Alexandra and Jesús will do a rehearsal of the talks they will give at EDBT 2013. It will take place on Wednesday, March 13, at 11.00, room 445.
Please find the details of the talks below.
When: Wednesday, March 13, at 11.00
Where: PCRI building, room 445
Authors: François Goasdoué, Ioana Manolescu and Alexandra Roatiş
Title: Efficient Query Answering against Dynamic RDF Databases
A promising method for efficiently querying RDF data consists of translating SPARQL queries into efficient RDBMS-style operations. However, answering SPARQL queries requires handling RDF reasoning, which must be implemented outside the relational engines that do not support it. We introduce the database (DB) fragment of RDF, going beyond the expressive power of previously studied RDF fragments. We devise novel sound and complete techniques for answering Basic Graph Pattern (BGP) queries within the DB fragment of RDF, exploring the two established approaches for handling RDF semantics, namely reformulation and saturation. In particular, we focus on handling database updates within each approach and propose a method for incrementally maintaining the saturation; updates raise specific difficulties due to the rich RDF semantics. Our techniques are designed to be deployed on top of any RDBMS(-style) engine, and we experimentally study their performance trade-offs.

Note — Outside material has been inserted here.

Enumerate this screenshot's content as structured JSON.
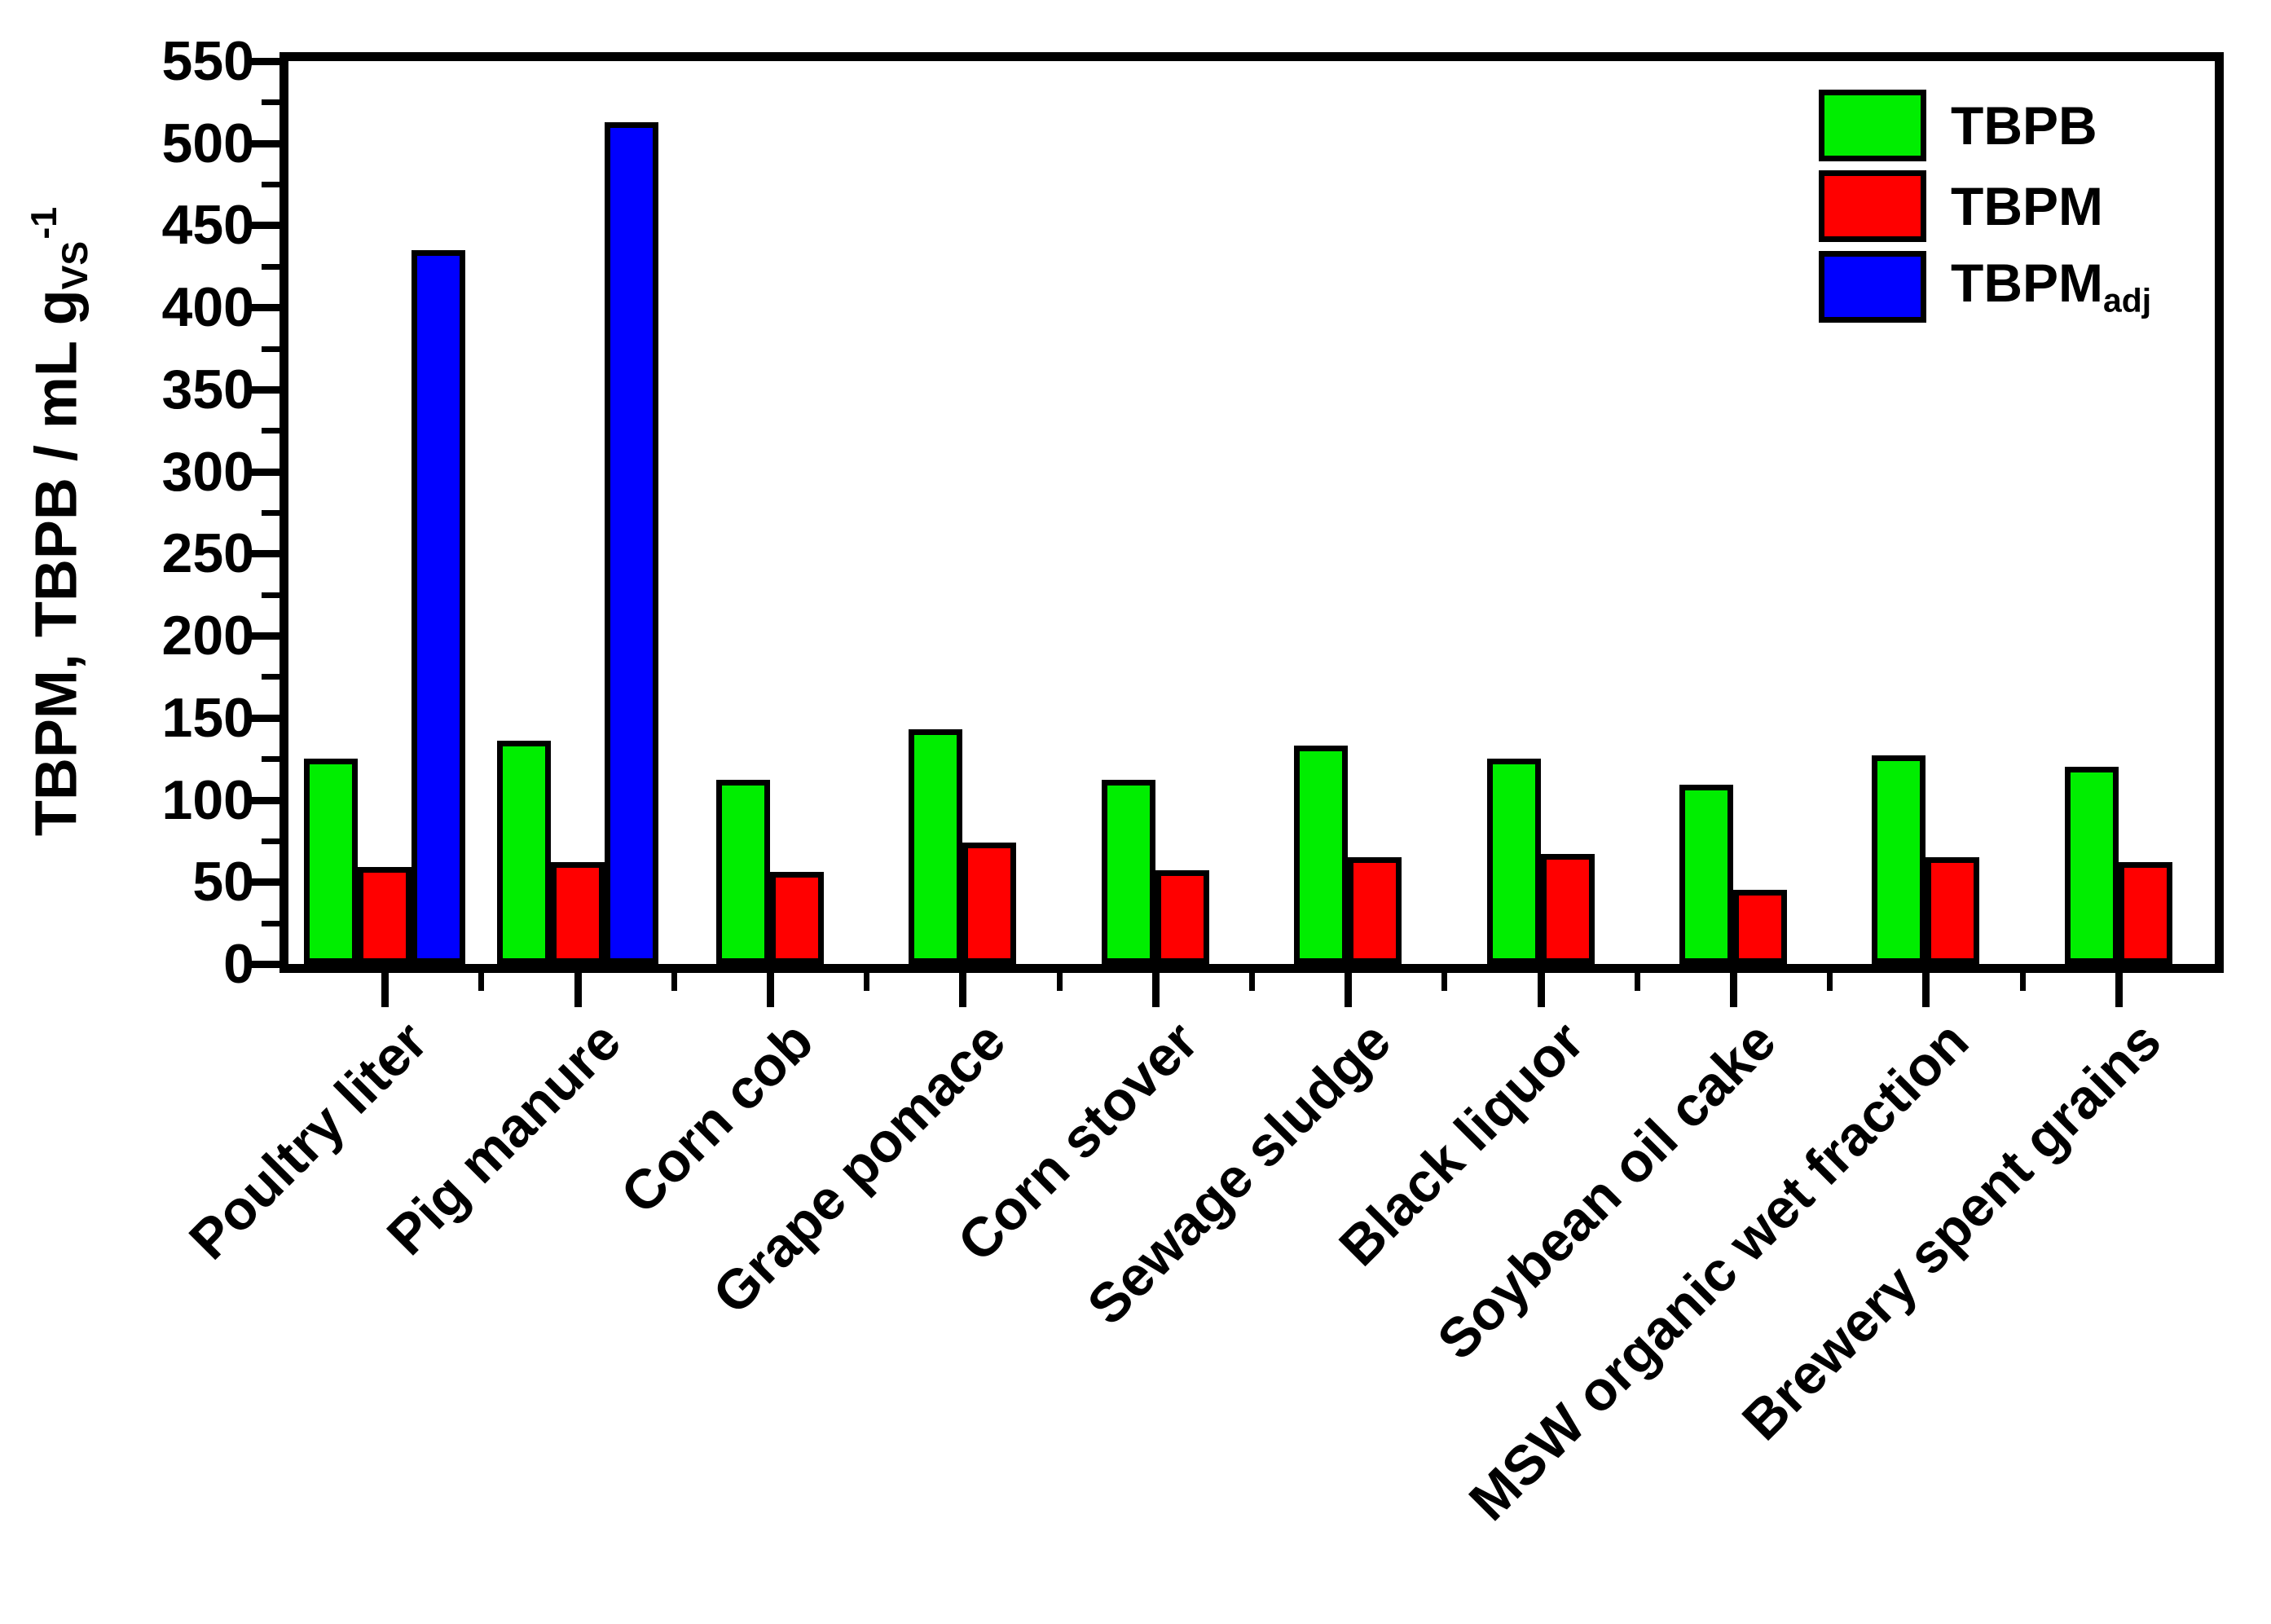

Authors: Jesús Camacho Rodríguez, Dario Colazzo and Ioana Manolescu
Title: Web Data Indexing in the Cloud: Efficiency and Cost Reductions
An increasing part of the world’s data is either shared through the Web or directly produced through and for Web platforms, in particular using structured formats like XML or JSON. Cloud platforms are interesting candidates to handle large data repositories, due to their elastic scaling properties. Popular commercial clouds provide a variety of sub-systems and primitives for storing data in specific formats (files, key-value pairs etc.) as well as dedicated sub-systems for running and coordinating execution within the cloud.

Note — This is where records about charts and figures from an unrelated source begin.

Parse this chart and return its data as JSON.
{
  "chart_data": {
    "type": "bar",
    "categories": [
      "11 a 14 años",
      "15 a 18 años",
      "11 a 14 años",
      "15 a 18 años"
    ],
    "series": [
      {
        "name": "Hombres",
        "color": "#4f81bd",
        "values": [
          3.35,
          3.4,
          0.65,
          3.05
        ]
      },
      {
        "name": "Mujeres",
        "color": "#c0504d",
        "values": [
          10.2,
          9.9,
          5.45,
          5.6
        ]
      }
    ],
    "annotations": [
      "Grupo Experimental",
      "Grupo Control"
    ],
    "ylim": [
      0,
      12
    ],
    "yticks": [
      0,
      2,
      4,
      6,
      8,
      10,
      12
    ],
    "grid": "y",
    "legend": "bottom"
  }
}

We propose an architecture for warehousing large-scale Web data, in particular XML, in a commercial cloud platform, specifically, Amazon Web Services. Since cloud users support monetary costs directly connected to their consumption of cloud resources, we focus on indexing content in the cloud. We study the applicability of several indexing strategies, and show that they lead not only to reducing query evaluation time, but also, importantly, to reducing the monetary costs associated with the exploitation of the cloud-based warehouse. Our architecture can be easily adapted to similar cloud-based complex data warehousing settings, carrying over the benefits of access path selection in the cloud.